At first glance, it was hard to see the relationship between quality and the input variables. This visualization shows lower levels of volatile acidity as quality increases. Between quality level 7 and 8 mean increases very slightly, but despite this the trend is clear. Volatile acidity has a negative correlation with quality.
This graph demonstrated that some variables, when together, affected quality differently than when they were on their own. Here, as quality was at its highest when one variable was high, but the other was relatively low. Wines that had high levels of both like the one with nearly 15% alcohol and over 15g/dm^3 of total acidity scored poorly.
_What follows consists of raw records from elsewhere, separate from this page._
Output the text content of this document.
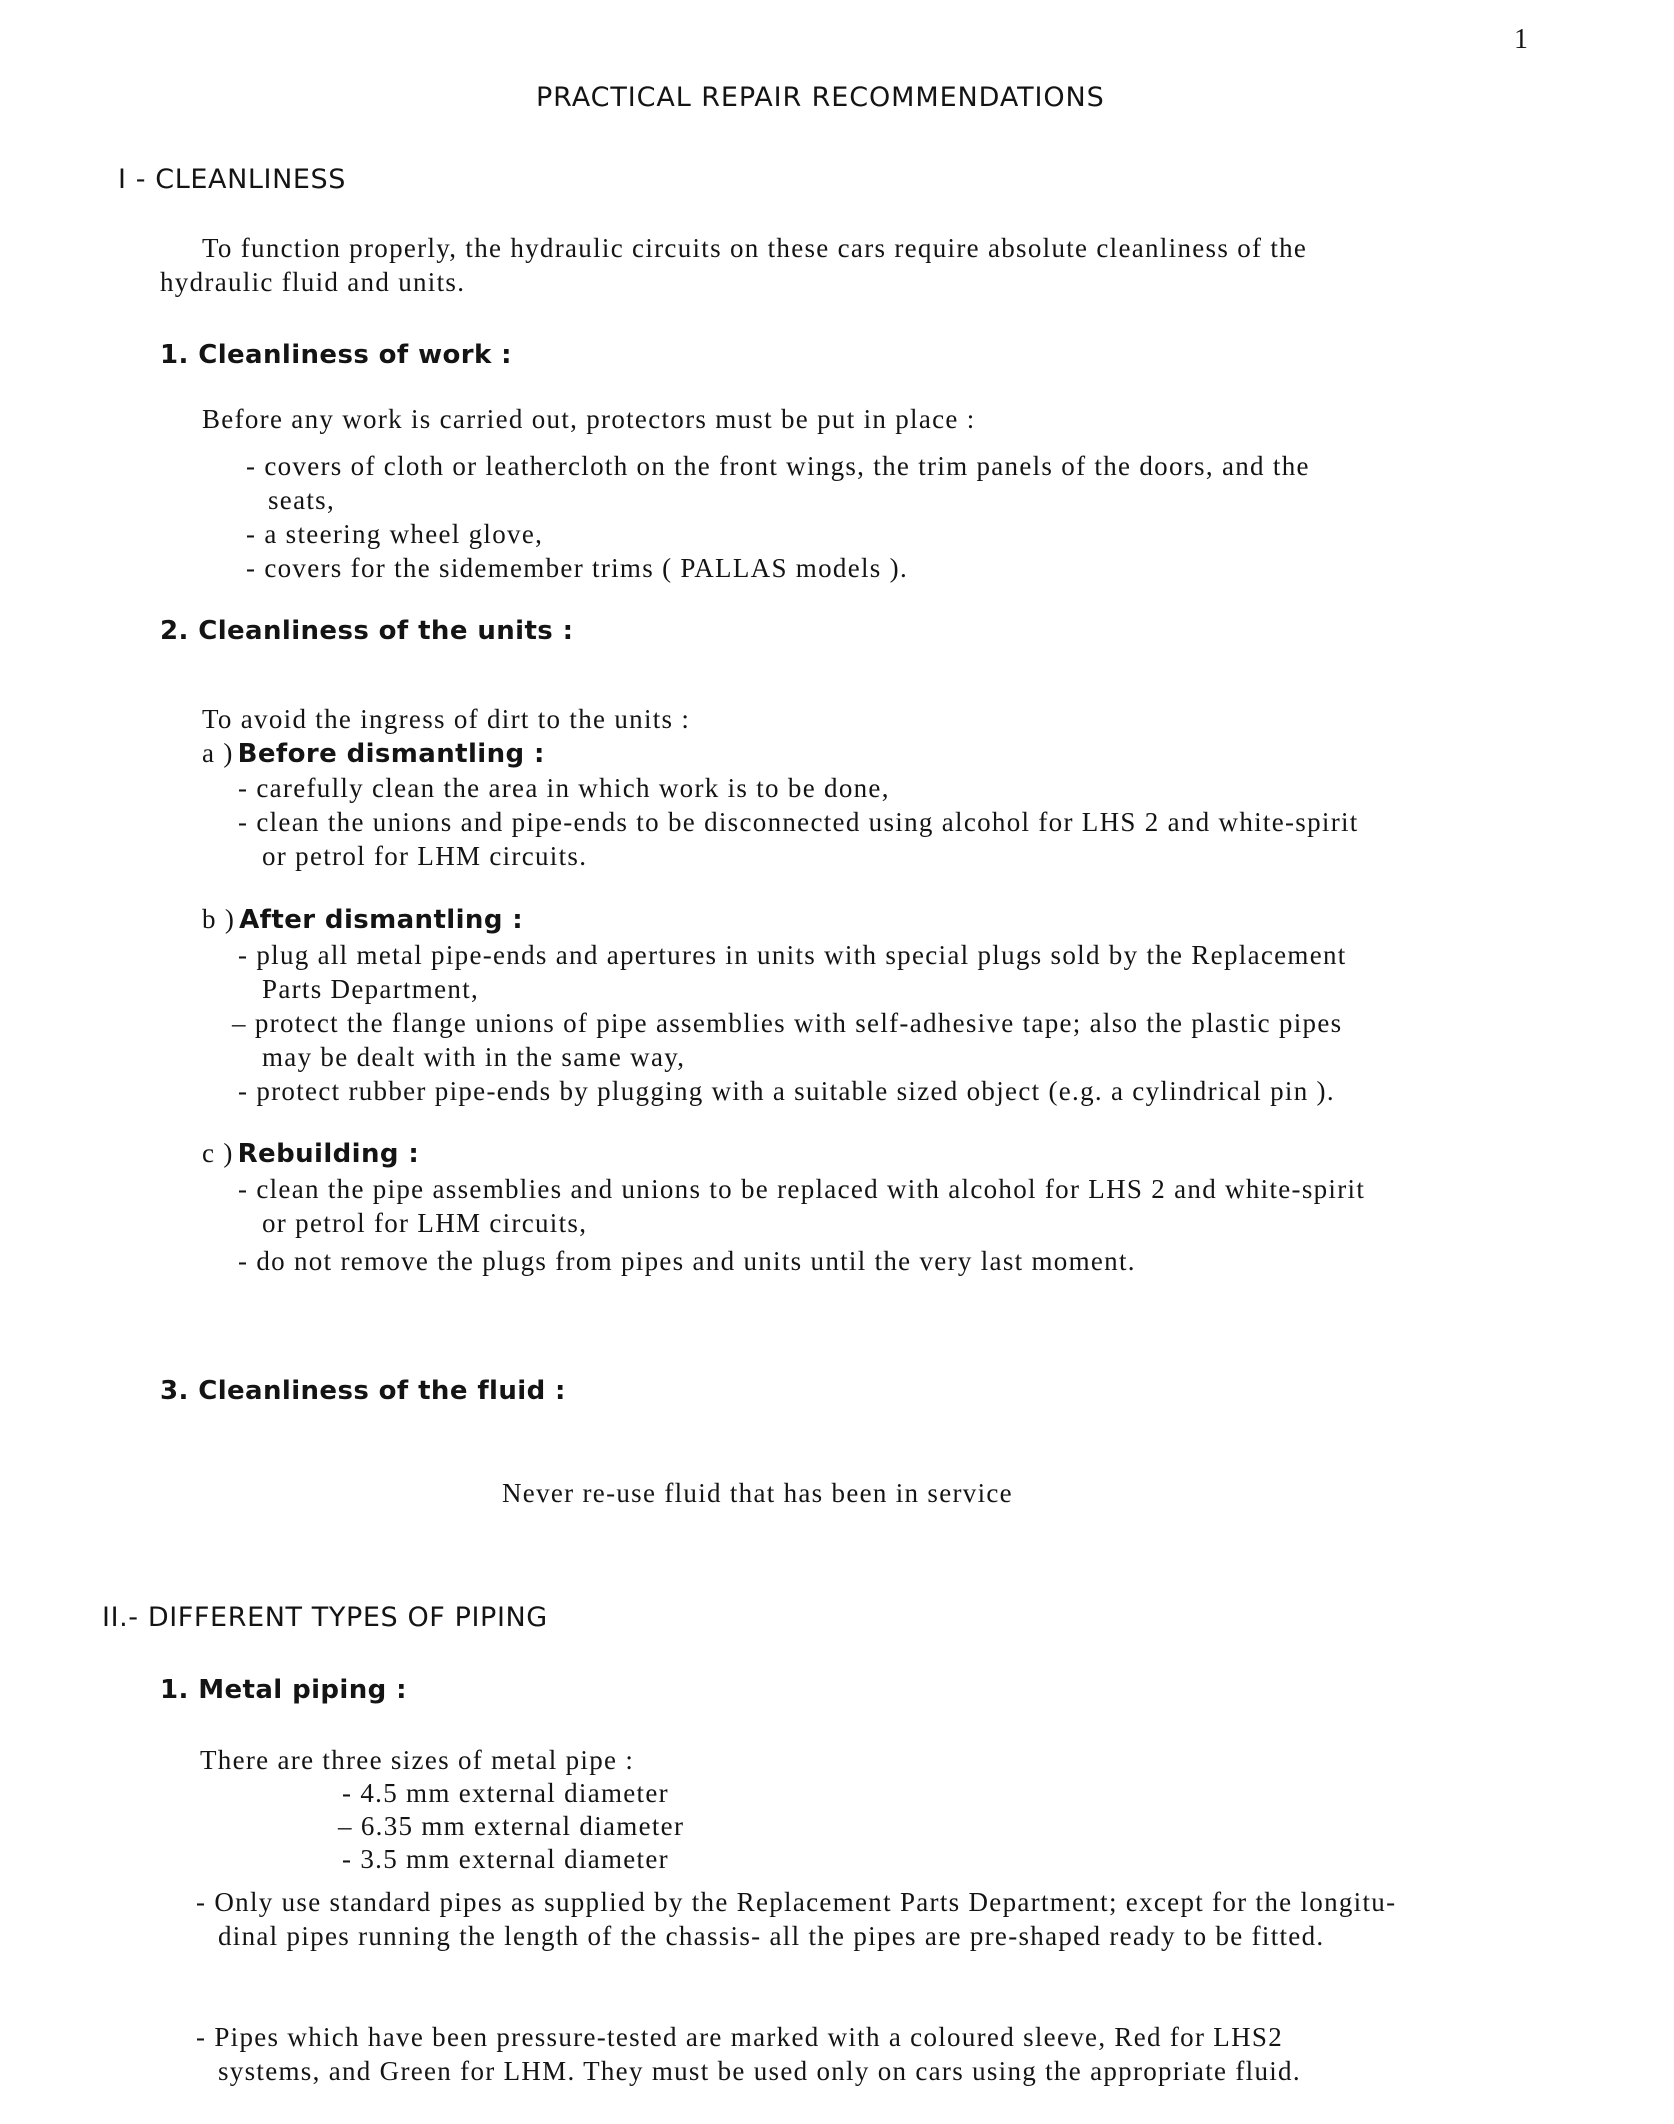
1
PRACTICAL REPAIR RECOMMENDATIONS
I - CLEANLINESS
To function properly, the hydraulic circuits on these cars require absolute cleanliness of the
hydraulic fluid and units.
1. Cleanliness of work :
Before any work is carried out, protectors must be put in place :
- covers of cloth or leathercloth on the front wings, the trim panels of the doors, and the
seats,
- a steering wheel glove,
- covers for the sidemember trims ( PALLAS models ).
2. Cleanliness of the units :
To avoid the ingress of dirt to the units :
a ) Before dismantling :
- carefully clean the area in which work is to be done,
- clean the unions and pipe-ends to be disconnected using alcohol for LHS 2 and white-spirit
or petrol for LHM circuits.
b ) After dismantling :
- plug all metal pipe-ends and apertures in units with special plugs sold by the Replacement
Parts Department,
– protect the flange unions of pipe assemblies with self-adhesive tape; also the plastic pipes
may be dealt with in the same way,
- protect rubber pipe-ends by plugging with a suitable sized object (e.g. a cylindrical pin ).
c ) Rebuilding :
- clean the pipe assemblies and unions to be replaced with alcohol for LHS 2 and white-spirit
or petrol for LHM circuits,
- do not remove the plugs from pipes and units until the very last moment.
3. Cleanliness of the fluid :
Never re-use fluid that has been in service
II.- DIFFERENT TYPES OF PIPING
1. Metal piping :
There are three sizes of metal pipe :
- 4.5 mm external diameter
– 6.35 mm external diameter
- 3.5 mm external diameter
- Only use standard pipes as supplied by the Replacement Parts Department; except for the longitu-
dinal pipes running the length of the chassis- all the pipes are pre-shaped ready to be fitted.
- Pipes which have been pressure-tested are marked with a coloured sleeve, Red for LHS2
systems, and Green for LHM. They must be used only on cars using the appropriate fluid.
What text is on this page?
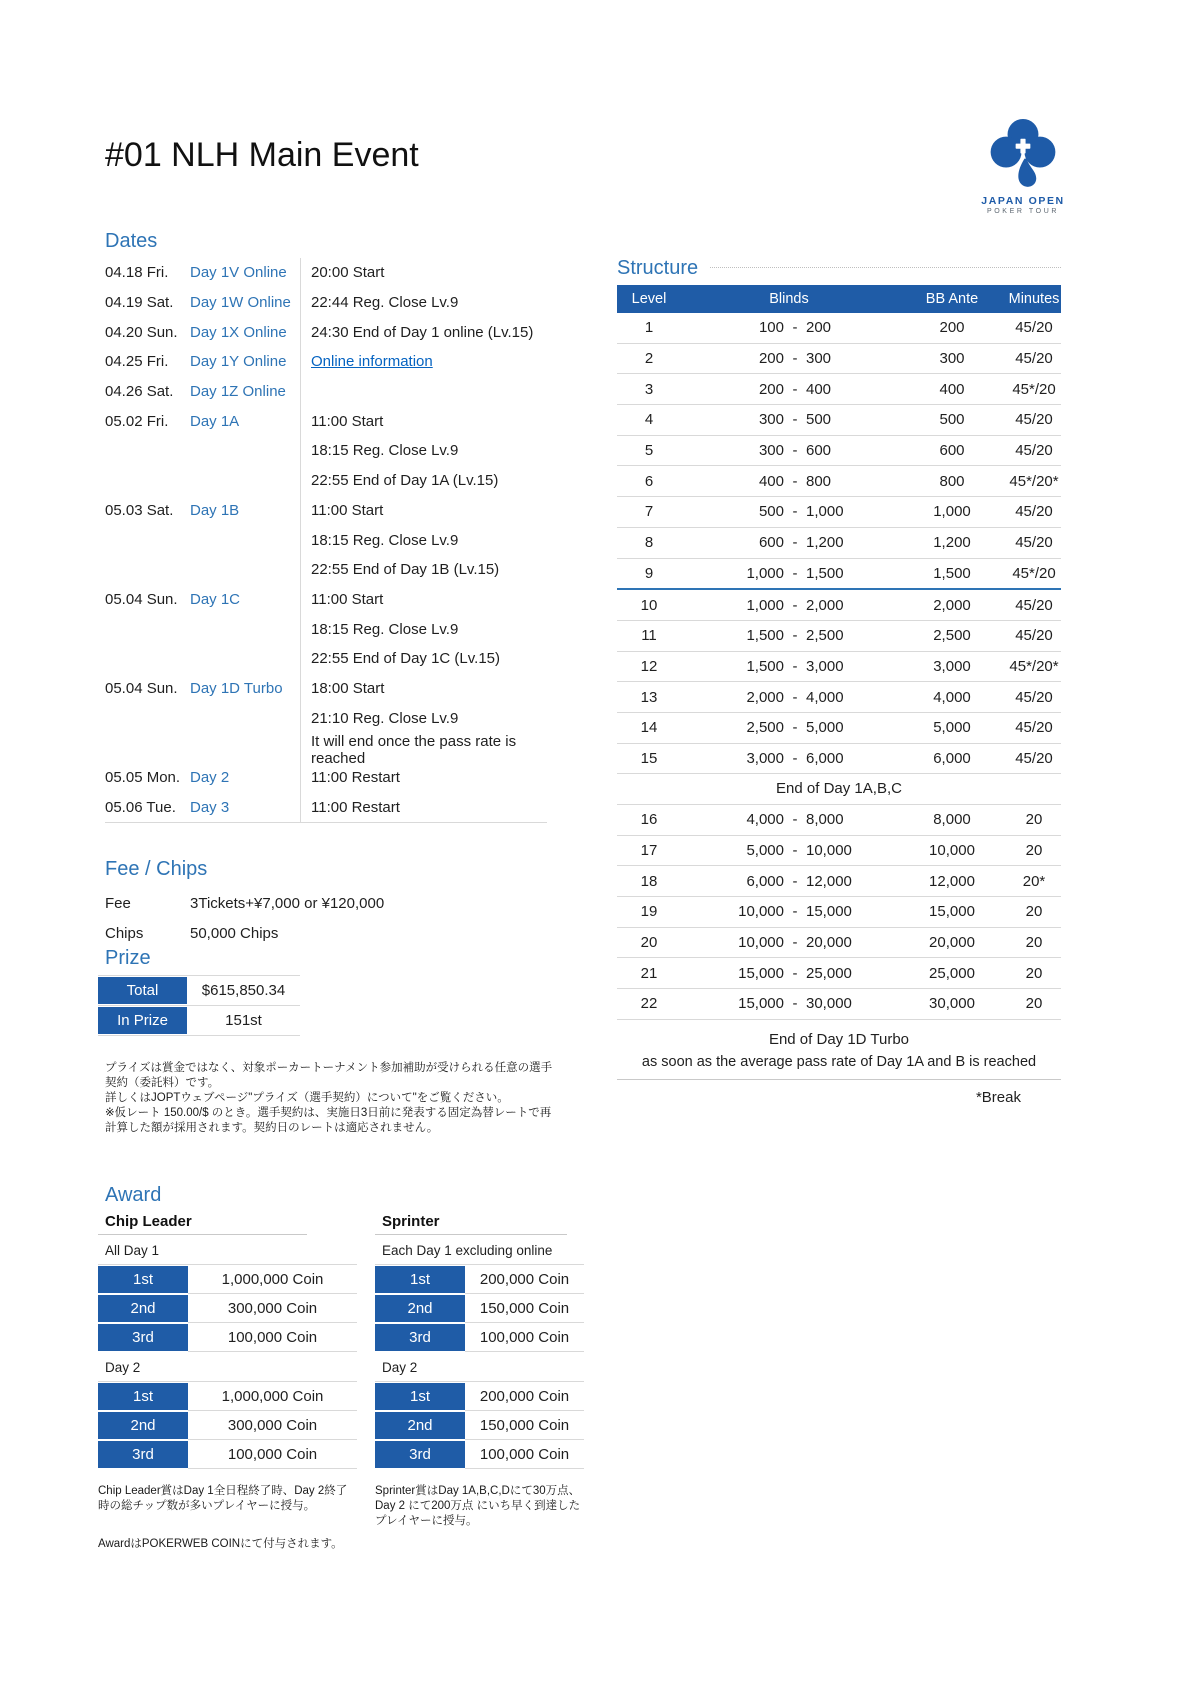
#01 NLH Main Event
JAPAN OPEN
POKER TOUR
Dates
04.18 Fri.	Day 1V Online	20:00 Start
04.19 Sat.	Day 1W Online	22:44 Reg. Close Lv.9
04.20 Sun. Day 1X Online	24:30 End of Day 1 online (Lv.15)
04.25 Fri.	Day 1Y Online	Online information
04.26 Sat.	Day 1Z Online
05.02 Fri.	Day 1A	11:00 Start
18:15 Reg. Close Lv.9
22:55 End of Day 1A (Lv.15)
05.03 Sat.	Day 1B	11:00 Start
18:15 Reg. Close Lv.9
22:55 End of Day 1B (Lv.15)
05.04 Sun. Day 1C	11:00 Start
18:15 Reg. Close Lv.9
22:55 End of Day 1C (Lv.15)
05.04 Sun. Day 1D Turbo	18:00 Start
21:10 Reg. Close Lv.9
It will end once the pass rate is reached
05.05 Mon. Day 2	11:00 Restart
05.06 Tue. Day 3	11:00 Restart
Structure
Level	Blinds	BB Ante	Minutes
1	100 - 200	200	45/20
2	200 - 300	300	45/20
3	200 - 400	400	45*/20
4	300 - 500	500	45/20
5	300 - 600	600	45/20
6	400 - 800	800	45*/20*
7	500 - 1,000	1,000	45/20
8	600 - 1,200	1,200	45/20
9	1,000 - 1,500	1,500	45*/20
10	1,000 - 2,000	2,000	45/20
11	1,500 - 2,500	2,500	45/20
12	1,500 - 3,000	3,000	45*/20*
13	2,000 - 4,000	4,000	45/20
14	2,500 - 5,000	5,000	45/20
15	3,000 - 6,000	6,000	45/20
End of Day 1A,B,C
16	4,000 - 8,000	8,000	20
17	5,000 - 10,000	10,000	20
18	6,000 - 12,000	12,000	20*
19	10,000 - 15,000	15,000	20
20	10,000 - 20,000	20,000	20
21	15,000 - 25,000	25,000	20
22	15,000 - 30,000	30,000	20
End of Day 1D Turbo
as soon as the average pass rate of Day 1A and B is reached
*Break
Fee / Chips
Fee	3Tickets+¥7,000 or ¥120,000
Chips	50,000 Chips
Prize
Total	$615,850.34
In Prize	151st
プライズは賞金ではなく、対象ポーカートーナメント参加補助が受けられる任意の選手契約（委託料）です。
詳しくはJOPTウェブページ"プライズ（選手契約）について"をご覧ください。
※仮レート 150.00/$ のとき。選手契約は、実施日3日前に発表する固定為替レートで再計算した額が採用されます。契約日のレートは適応されません。
Award
Chip Leader
All Day 1
1st	1,000,000 Coin
2nd	300,000 Coin
3rd	100,000 Coin
Day 2
1st	1,000,000 Coin
2nd	300,000 Coin
3rd	100,000 Coin
Chip Leader賞はDay 1全日程終了時、Day 2終了時の総チップ数が多いプレイヤーに授与。
AwardはPOKERWEB COINにて付与されます。
Sprinter
Each Day 1 excluding online
1st	200,000 Coin
2nd	150,000 Coin
3rd	100,000 Coin
Day 2
1st	200,000 Coin
2nd	150,000 Coin
3rd	100,000 Coin
Sprinter賞はDay 1A,B,C,Dにて30万点、Day 2 にて200万点 にいち早く到達したプレイヤーに授与。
The wine dataset contained 1599 different red wines. Each wine contained 11 input attributes and one output attribute. My overall objective was to find how the input attributes affected quality scores. I began by looking at each of the variables to understand them. I then began comparing some of the of the variables to quality and saw how they correlated. Some clear trends emerged, especially between alcohol and quality. Comparing some of the input variables against each other gave some surprising results. Residual sugar had little relationship with any of the other variables even when combined against quality. While I didn’t find very strong correlations between quality and the input variables, I still made an attempt to create a model. Unfortunately, the model was only able to account for 34% of variance.
Several limitations to the model exist. To begin with, it’s low R^2 value. Also, quality values were subjective, which means bias. Finally, quality values had a very narrow distribution. None of the wines received scores of 1, 2, 9, or 10; and 82% of the wines had an average score of 5 or 6. This lack of differentiation made finding correlations difficult.
For further investigations, I would look more in depth on if the wines that received high quality scores (7 or 8) had any glaring differences from those that scored in the middle (5 or 6) or low (3 or 4) tier. A larger dataset would be useful, especially one that included some exceptional (9 or 10) and terrible (1 or 2) wines. More variables would be better as well, I would be most interested in knowing the total sugar and tannin levels to get the full scope of wine flavor.